The Kyrgyz government has opted against including state-owned mobile operator Alfa Telecom in its submitted draft privatisation programme for 2018-2020. It appears to have given up on the sell-off of a 100% stake in the telco after nearly a decade of efforts.
Alfa Telecom is the absolutely dominant player on the Kyrgyzstan’s telecommunications market, covering 98% of the country’s mobile communications with 3mn subscribers.
Alfa Telecom CJSC was established in 2009 by Alexey Eliseyev, an associate of Maksim Bakiyev, son of the then Kyrgyz President Kurmanbek Bakiyev, whose regime was toppled in a revolution in 2010. The company was nationalised in the wake of the upheaval but the government has been seeking to re-privatise the company ever since. After a series of failures in the past seven years, it appears the government has finally surrendered on the idea.

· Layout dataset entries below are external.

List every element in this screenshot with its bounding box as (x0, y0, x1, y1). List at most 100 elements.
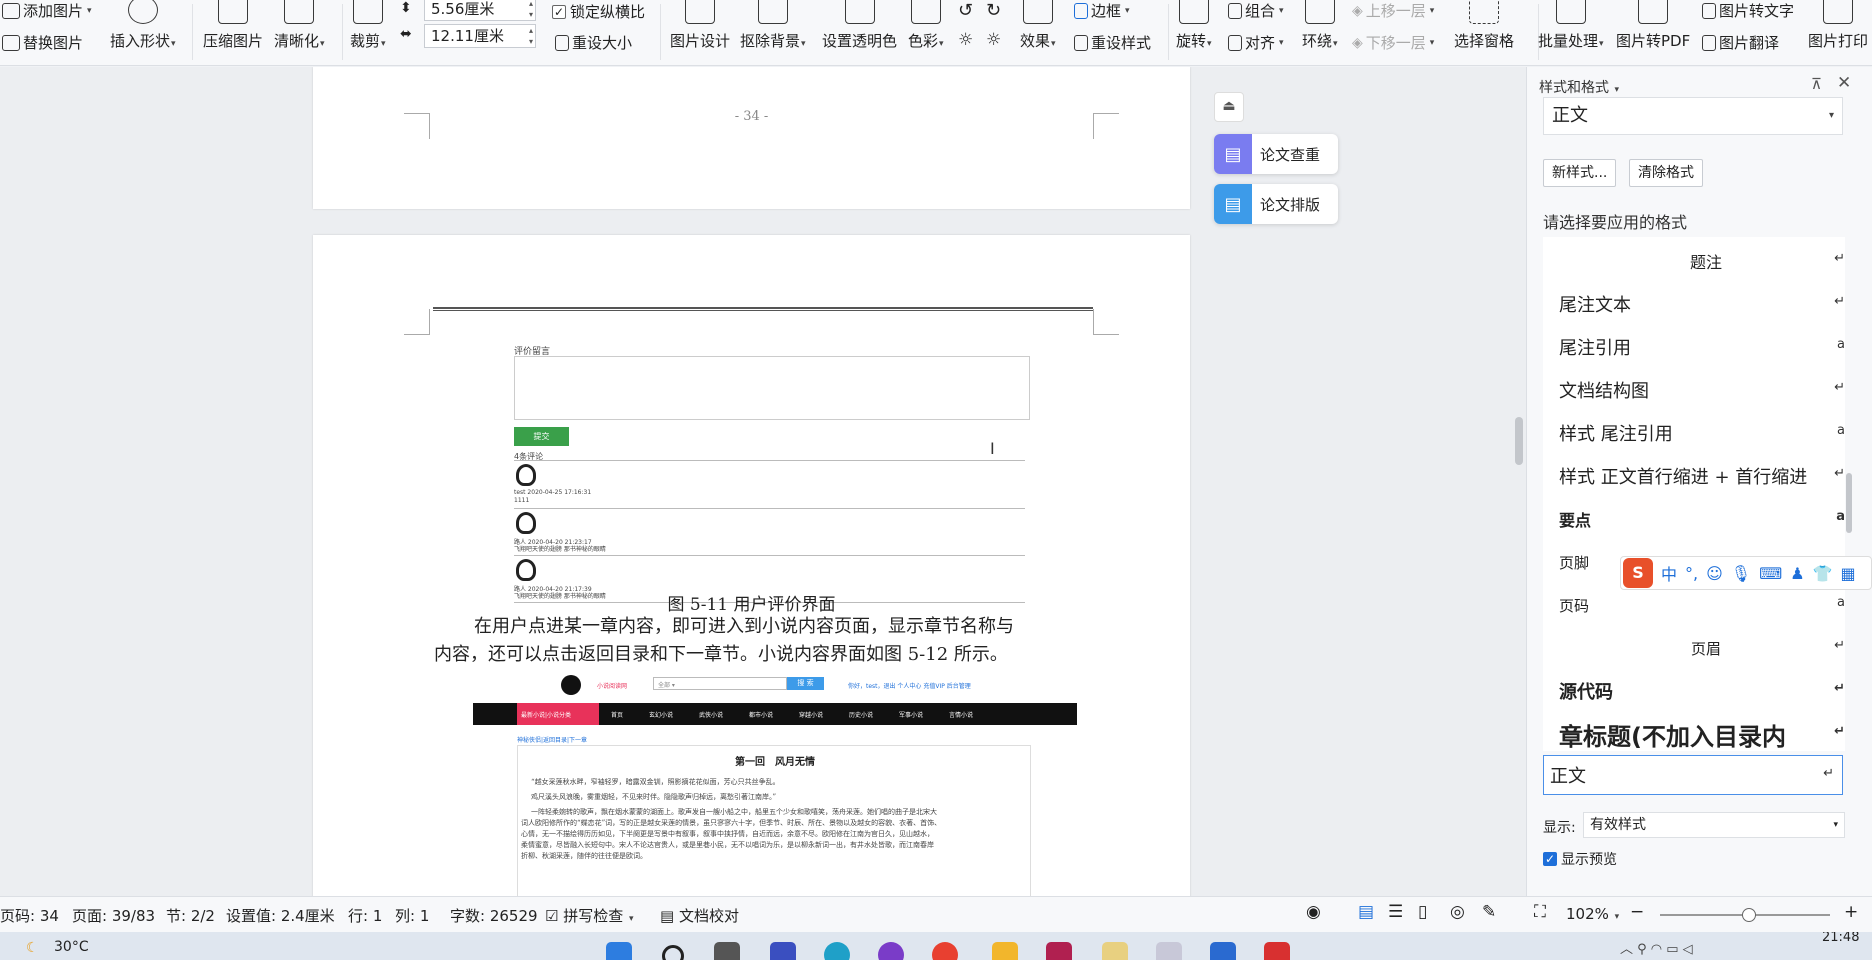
task-view-icon[interactable] (714, 942, 740, 960)
zoom-slider[interactable] (1660, 908, 1830, 922)
style-item-page-number[interactable]: 页码 a (1553, 585, 1845, 625)
clock[interactable]: 21:48 (1822, 932, 1859, 945)
replace-picture-button[interactable]: 替换图片 (2, 32, 83, 53)
width-input[interactable]: 12.11厘米 ▴ ▾ (424, 24, 536, 48)
ime-punct[interactable]: °, (1685, 564, 1698, 583)
style-item-body-indent[interactable]: 样式 正文首行缩进 + 首行缩进 ↵ (1553, 456, 1845, 496)
zoom-value[interactable]: 102% ▾ (1566, 905, 1619, 923)
ime-lang[interactable]: 中 (1661, 561, 1677, 585)
keyboard-icon[interactable]: ⌨ (1759, 564, 1782, 583)
reading-view-icon[interactable]: ▯ (1418, 902, 1427, 922)
fit-page-icon[interactable]: ⛶ (1534, 902, 1546, 922)
style-item-chapter-title[interactable]: 章标题(不加入目录内 ↵ (1553, 714, 1845, 751)
height-stepper[interactable]: ▴ ▾ (529, 0, 533, 20)
selection-pane-button[interactable]: 选择窗格 (1454, 0, 1514, 51)
zoom-in-button[interactable]: + (1844, 902, 1858, 922)
tray-icons[interactable]: ︿ ⚲ ◠ ▭ ◁ (1620, 938, 1693, 957)
new-style-button[interactable]: 新样式... (1543, 159, 1617, 187)
panel-title[interactable]: 样式和格式 ▾ (1539, 77, 1619, 97)
ide-icon[interactable] (1046, 942, 1072, 960)
add-picture-button[interactable]: 添加图片 ▾ (2, 0, 92, 21)
reset-style-button[interactable]: 重设样式 (1074, 32, 1151, 53)
group-button[interactable]: 组合 ▾ (1228, 0, 1284, 21)
write-view-icon[interactable]: ✎ (1482, 902, 1496, 922)
compress-picture-button[interactable]: 压缩图片 (203, 0, 263, 51)
search-icon[interactable] (662, 945, 684, 960)
emoji-icon[interactable]: ☺ (1706, 564, 1723, 583)
reset-size-button[interactable]: 重设大小 (555, 32, 632, 53)
status-page[interactable]: 页码: 34 (0, 905, 59, 926)
panel-scrollbar[interactable] (1845, 143, 1853, 803)
ime-toolbar[interactable]: S 中 °, ☺ 🎙 ⌨ ♟ 👕 ▦ (1620, 556, 1872, 590)
panel-scroll-thumb[interactable] (1846, 473, 1852, 533)
rotate-left-icon[interactable]: ↺ (958, 0, 973, 21)
skin-icon[interactable]: ♟ (1790, 564, 1804, 583)
style-item-body-selected[interactable]: 正文 ↵ (1543, 755, 1843, 795)
outline-view-icon[interactable]: ☰ (1388, 902, 1403, 922)
crop-button[interactable]: 裁剪▾ (350, 0, 386, 51)
lock-ratio-checkbox[interactable]: ✓ 锁定纵横比 (552, 1, 645, 22)
web-view-icon[interactable]: ◎ (1450, 902, 1465, 922)
pin-icon[interactable]: ⊼ (1811, 75, 1822, 93)
effects-button[interactable]: 效果▾ (1020, 0, 1056, 51)
pic-print-button[interactable]: 图片打印 (1808, 0, 1868, 51)
color-button[interactable]: 色彩▾ (908, 0, 944, 51)
doc-proof-button[interactable]: ▤ 文档校对 (660, 905, 739, 926)
chrome-icon[interactable] (932, 942, 958, 960)
zoom-slider-thumb[interactable] (1742, 908, 1756, 922)
figure-novel-screenshot[interactable]: 小说阅读网 全部 ▾ 搜 索 你好，test，退出 个人中心 充值VIP 后台管… (473, 671, 1077, 896)
app-icon[interactable] (1210, 942, 1236, 960)
status-pages[interactable]: 页面: 39/83 (72, 905, 155, 926)
scroll-thumb[interactable] (1515, 417, 1523, 465)
height-input[interactable]: 5.56厘米 ▴ ▾ (424, 0, 536, 21)
style-item-source-code[interactable]: 源代码 ↵ (1553, 671, 1845, 711)
start-icon[interactable] (606, 942, 632, 960)
status-words[interactable]: 字数: 26529 (450, 905, 538, 926)
shirt-icon[interactable]: 👕 (1813, 564, 1833, 583)
figure-comment-screenshot[interactable]: 评价留言 提交 4条评论 test 2020-04-25 17:16:31 11… (513, 343, 1043, 605)
wrap-button[interactable]: 环绕▾ (1302, 0, 1338, 51)
style-item-key-point[interactable]: 要点 a (1553, 499, 1845, 539)
spell-check-button[interactable]: ☑ 拼写检查 ▾ (545, 905, 634, 926)
rotate-right-icon[interactable]: ↻ (986, 0, 1001, 21)
align-button[interactable]: 对齐 ▾ (1228, 32, 1284, 53)
paper-format-button[interactable]: ▤ 论文排版 (1214, 184, 1338, 224)
app-icon[interactable] (770, 942, 796, 960)
insert-shape-button[interactable]: 插入形状▾ (110, 0, 176, 51)
mic-icon[interactable]: 🎙 (1731, 564, 1751, 583)
contrast-icon[interactable]: ☼ (986, 30, 1001, 50)
paper-check-button[interactable]: ▤ 论文查重 (1214, 134, 1338, 174)
style-item-endnote-text[interactable]: 尾注文本 ↵ (1553, 284, 1845, 324)
border-button[interactable]: 边框 ▾ (1074, 0, 1130, 21)
bring-forward-button[interactable]: ◈ 上移一层 ▾ (1352, 0, 1434, 21)
show-select[interactable]: 有效样式 ▾ (1583, 812, 1845, 838)
collapse-float-button[interactable]: ⏏ (1214, 92, 1244, 122)
style-item-endnote-ref[interactable]: 尾注引用 a (1553, 327, 1845, 367)
send-backward-button[interactable]: ◈ 下移一层 ▾ (1352, 32, 1434, 53)
clarify-button[interactable]: 清晰化▾ (274, 0, 325, 51)
remove-background-button[interactable]: 抠除背景▾ (740, 0, 806, 51)
folder-icon[interactable] (992, 942, 1018, 960)
width-stepper[interactable]: ▴ ▾ (529, 25, 533, 47)
clear-format-button[interactable]: 清除格式 (1629, 159, 1703, 187)
grid-icon[interactable]: ▦ (1840, 564, 1855, 583)
style-item-endnote-ref-style[interactable]: 样式 尾注引用 a (1553, 413, 1845, 453)
zoom-out-button[interactable]: − (1630, 902, 1644, 922)
close-icon[interactable]: ✕ (1837, 73, 1851, 93)
pic-to-pdf-button[interactable]: 图片转PDF (1616, 0, 1690, 51)
pic-translate-button[interactable]: 图片翻译 (1702, 32, 1779, 53)
page-view-icon[interactable]: ▤ (1358, 902, 1374, 922)
app-icon[interactable] (1102, 942, 1128, 960)
rotate-button[interactable]: 旋转▾ (1176, 0, 1212, 51)
style-item-header[interactable]: 页眉 ↵ (1553, 628, 1845, 668)
document-scrollbar[interactable] (1512, 67, 1526, 896)
brightness-icon[interactable]: ☼ (958, 30, 973, 50)
status-section[interactable]: 节: 2/2 (166, 905, 215, 926)
picture-design-button[interactable]: 图片设计 (670, 0, 730, 51)
batch-process-button[interactable]: 批量处理▾ (1538, 0, 1604, 51)
show-preview-checkbox[interactable]: ✓ 显示预览 (1543, 849, 1617, 869)
weather-temp[interactable]: 30°C (54, 939, 89, 955)
wps-icon[interactable] (1264, 942, 1290, 960)
eye-protection-icon[interactable]: ◉ (1306, 902, 1321, 922)
status-setting[interactable]: 设置值: 2.4厘米 (226, 905, 335, 926)
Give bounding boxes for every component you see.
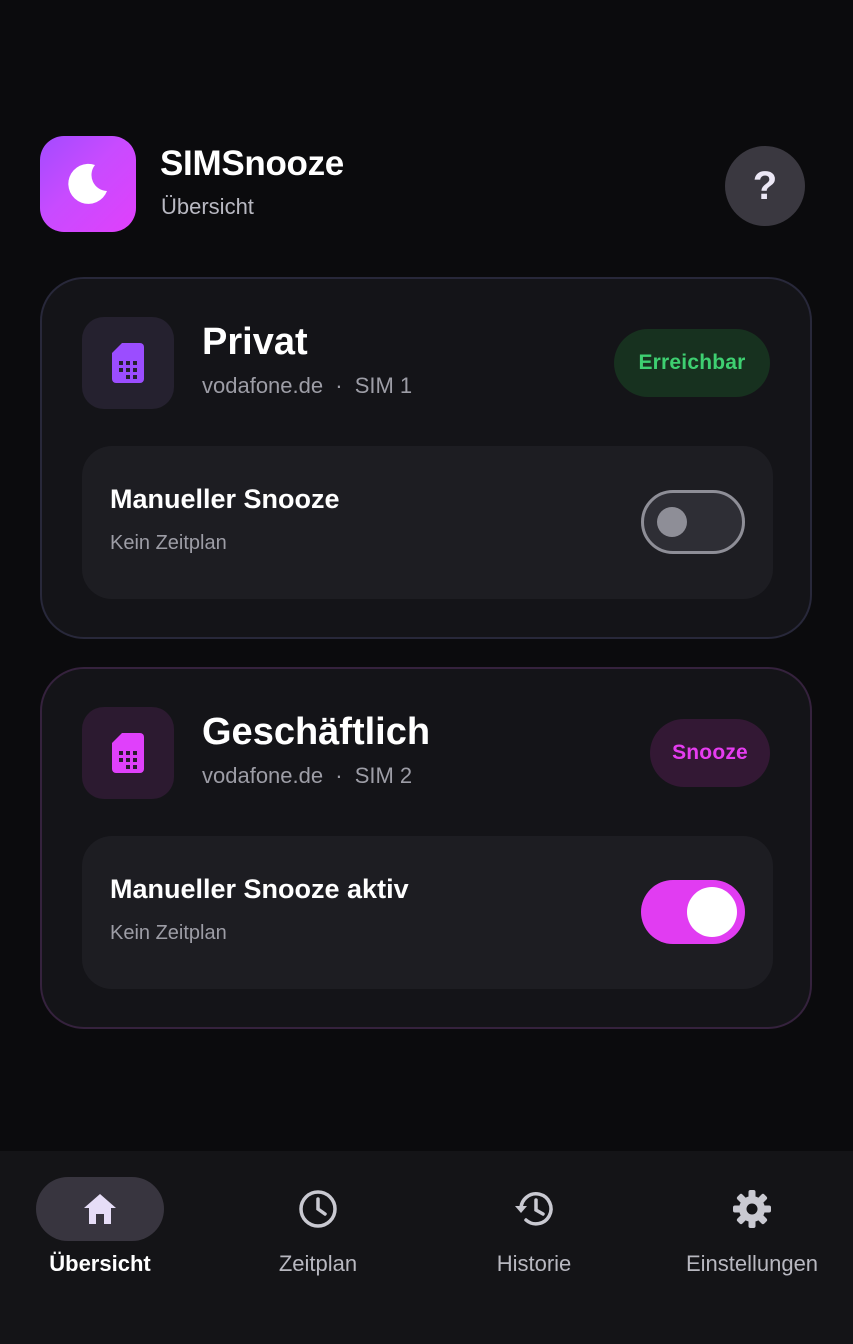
sim-carrier-line: vodafone.de · SIM 2: [202, 763, 412, 789]
manual-snooze-row: Manueller Snooze aktiv Kein Zeitplan: [82, 836, 773, 989]
separator: ·: [335, 373, 343, 398]
sim-carrier: vodafone.de: [202, 763, 324, 788]
status-badge: Snooze: [650, 719, 770, 787]
nav-icon-indicator: [688, 1177, 816, 1241]
snooze-toggle[interactable]: [641, 880, 745, 944]
nav-item-settings[interactable]: Einstellungen: [652, 1177, 852, 1307]
nav-label: Übersicht: [49, 1251, 151, 1276]
sim-card-icon: [112, 343, 144, 383]
snooze-schedule: Kein Zeitplan: [110, 922, 227, 944]
nav-icon-indicator: [470, 1177, 598, 1241]
app-title: SIMSnooze: [160, 144, 344, 183]
toggle-knob: [657, 507, 687, 537]
snooze-title: Manueller Snooze aktiv: [110, 874, 409, 904]
sim-icon-box: [82, 707, 174, 799]
nav-icon-indicator: [254, 1177, 382, 1241]
nav-label: Einstellungen: [685, 1251, 819, 1276]
sim-slot: SIM 1: [354, 373, 413, 398]
status-badge: Erreichbar: [614, 329, 770, 397]
help-button[interactable]: ?: [725, 146, 805, 226]
moon-icon: [68, 163, 107, 204]
sim-slot: SIM 2: [354, 763, 413, 788]
snooze-toggle[interactable]: [641, 490, 745, 554]
sim-card-icon: [112, 733, 144, 773]
nav-item-schedule[interactable]: Zeitplan: [218, 1177, 418, 1307]
sim-carrier-line: vodafone.de · SIM 1: [202, 373, 412, 399]
app-header: SIMSnooze Übersicht ?: [40, 136, 805, 234]
nav-label: Zeitplan: [278, 1251, 358, 1276]
page-subtitle: Übersicht: [161, 194, 254, 219]
app-screen: SIMSnooze Übersicht ? Privat vodafone.de…: [0, 0, 853, 1344]
bottom-navigation: Übersicht Zeitplan Historie Einstellunge…: [0, 1151, 853, 1344]
sim-name: Geschäftlich: [202, 711, 431, 753]
sim-card-business[interactable]: Geschäftlich vodafone.de · SIM 2 Snooze …: [40, 667, 812, 1029]
nav-icon-indicator: [36, 1177, 164, 1241]
home-icon: [84, 1194, 116, 1224]
nav-item-history[interactable]: Historie: [434, 1177, 634, 1307]
sim-icon-box: [82, 317, 174, 409]
gear-icon: [733, 1190, 771, 1228]
toggle-knob: [687, 887, 737, 937]
app-logo: [40, 136, 136, 232]
separator: ·: [335, 763, 343, 788]
sim-carrier: vodafone.de: [202, 373, 324, 398]
nav-label: Historie: [496, 1251, 572, 1276]
snooze-title: Manueller Snooze: [110, 484, 340, 514]
manual-snooze-row: Manueller Snooze Kein Zeitplan: [82, 446, 773, 599]
clock-icon: [299, 1190, 337, 1228]
snooze-schedule: Kein Zeitplan: [110, 532, 227, 554]
help-icon: ?: [752, 163, 778, 208]
nav-item-overview[interactable]: Übersicht: [0, 1177, 200, 1307]
sim-name: Privat: [202, 321, 308, 363]
sim-card-private[interactable]: Privat vodafone.de · SIM 1 Erreichbar Ma…: [40, 277, 812, 639]
history-icon: [515, 1192, 553, 1226]
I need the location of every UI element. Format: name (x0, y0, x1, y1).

The move confirms earlier comments by Renat Tuleberdiev, chairman of the State Property Management Fund of Kyrgyzstan, suggesting that the authorities had finally decided that the company would remain under the fund’s ownership.
In it latest attempt to sell off the mobile operator, last year, a Russian citizen, Yelena Nagornaya, who had no connection to the telecommunications sector, was the sole applicant for buying out the 100% government stake in the company.